College towns are among the most confident
Universities in cities such as Ann Arbor, Madison (WI), College Station, Denton, and Fort Collins consistently bring churn, but also predictability: new students each year, steady employment, and built-in demand. Even when broader economic sentiment dips, these places offer a sense of continuity that small businesses seem to value.
California isn’t homogenous
No state appears more often — on both ends of the ranking — than California. Oceanside, Pasadena, Huntington Beach, Santa Rosa, and Anaheim rank confidently, while Modesto, Pomona, Stockton, Salinas, San Bernardino, and Santa Ana sit near the bottom. The difference doesn’t appear to be “California vs. not,” but rather who your customers are. Lifestyle-driven, discretionary spending areas feel resilient; price-sensitive, high-cost markets feel fragile.
Southern confidence and fragility
Likewise, the South is a region of contrasts when it comes to Main street business confidence. This hints at a divide between tourism, education, or service-anchored economies and places where infrastructure challenges or uneven demand weigh more heavily on daily operations.

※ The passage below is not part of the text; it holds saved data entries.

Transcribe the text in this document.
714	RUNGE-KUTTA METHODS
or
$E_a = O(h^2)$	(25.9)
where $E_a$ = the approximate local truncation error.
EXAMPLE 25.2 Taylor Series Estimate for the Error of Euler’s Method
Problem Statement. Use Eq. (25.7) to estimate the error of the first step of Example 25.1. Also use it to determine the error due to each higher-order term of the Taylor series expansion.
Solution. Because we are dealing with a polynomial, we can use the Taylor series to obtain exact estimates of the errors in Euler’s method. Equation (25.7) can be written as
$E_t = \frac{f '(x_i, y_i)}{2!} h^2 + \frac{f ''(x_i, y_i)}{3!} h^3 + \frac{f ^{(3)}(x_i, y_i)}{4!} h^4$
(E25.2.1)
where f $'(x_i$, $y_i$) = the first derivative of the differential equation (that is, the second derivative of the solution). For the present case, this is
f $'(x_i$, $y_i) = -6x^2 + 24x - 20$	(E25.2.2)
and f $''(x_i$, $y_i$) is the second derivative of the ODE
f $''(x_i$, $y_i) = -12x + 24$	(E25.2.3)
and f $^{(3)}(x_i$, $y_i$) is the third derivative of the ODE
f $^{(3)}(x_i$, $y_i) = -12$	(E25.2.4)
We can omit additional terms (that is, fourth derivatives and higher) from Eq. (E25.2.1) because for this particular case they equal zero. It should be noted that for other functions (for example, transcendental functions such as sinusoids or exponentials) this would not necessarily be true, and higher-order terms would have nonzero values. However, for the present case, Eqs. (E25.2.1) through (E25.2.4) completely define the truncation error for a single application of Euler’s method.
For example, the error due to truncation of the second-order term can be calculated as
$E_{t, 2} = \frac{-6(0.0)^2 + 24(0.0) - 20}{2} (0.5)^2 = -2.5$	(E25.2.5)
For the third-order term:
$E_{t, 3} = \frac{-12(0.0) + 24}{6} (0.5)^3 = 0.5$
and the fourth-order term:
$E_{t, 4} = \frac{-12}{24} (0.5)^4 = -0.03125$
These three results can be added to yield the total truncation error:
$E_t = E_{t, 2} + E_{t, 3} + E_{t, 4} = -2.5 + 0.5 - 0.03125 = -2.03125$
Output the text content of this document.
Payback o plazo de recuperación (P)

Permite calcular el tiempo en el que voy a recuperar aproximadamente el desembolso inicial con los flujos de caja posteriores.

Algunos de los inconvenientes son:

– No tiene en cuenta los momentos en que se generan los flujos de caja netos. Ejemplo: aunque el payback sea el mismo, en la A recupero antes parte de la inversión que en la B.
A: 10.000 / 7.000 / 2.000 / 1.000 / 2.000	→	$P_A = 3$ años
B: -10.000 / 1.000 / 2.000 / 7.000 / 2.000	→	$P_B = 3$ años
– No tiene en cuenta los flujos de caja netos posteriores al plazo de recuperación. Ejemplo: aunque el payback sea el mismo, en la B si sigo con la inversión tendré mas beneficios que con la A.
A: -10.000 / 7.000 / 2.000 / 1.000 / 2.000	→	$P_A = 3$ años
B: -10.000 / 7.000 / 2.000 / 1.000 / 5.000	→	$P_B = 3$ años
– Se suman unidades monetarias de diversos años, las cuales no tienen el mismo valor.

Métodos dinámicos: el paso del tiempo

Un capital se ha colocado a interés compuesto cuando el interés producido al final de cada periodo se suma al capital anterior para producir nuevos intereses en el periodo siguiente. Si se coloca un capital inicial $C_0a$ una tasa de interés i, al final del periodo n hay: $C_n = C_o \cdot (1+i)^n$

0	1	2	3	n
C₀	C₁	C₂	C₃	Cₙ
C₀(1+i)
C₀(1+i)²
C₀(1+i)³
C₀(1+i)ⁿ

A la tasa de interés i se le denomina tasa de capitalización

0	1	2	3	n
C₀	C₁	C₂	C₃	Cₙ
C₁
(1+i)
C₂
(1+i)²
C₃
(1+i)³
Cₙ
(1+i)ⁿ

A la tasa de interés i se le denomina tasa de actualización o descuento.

Rust Belt resilience shows up in unexpected ways
Rust belt cities such as Buffalo, Akron, Cincinnati, and Grand Rapids, contrary to what would be expected, appear resilient and confident in 2026. These are cities that have already adapted to long-term economic change. For owners who have survived past downturns, today’s uncertainty may feel familiar – and therefore manageable.
Final Thoughts
Taken together, the rankings suggest that Main Street confidence isn’t about optimism in the abstract. It’s about predictability. Business owners feel strongest where demand is steady, relationships are durable, and success still depends on showing up – not scaling up.
Across the country, the core principles that underpin confidence look remarkably similar: trust, routine, human connection, and a belief that customers will keep choosing local, despite the emergence of AI.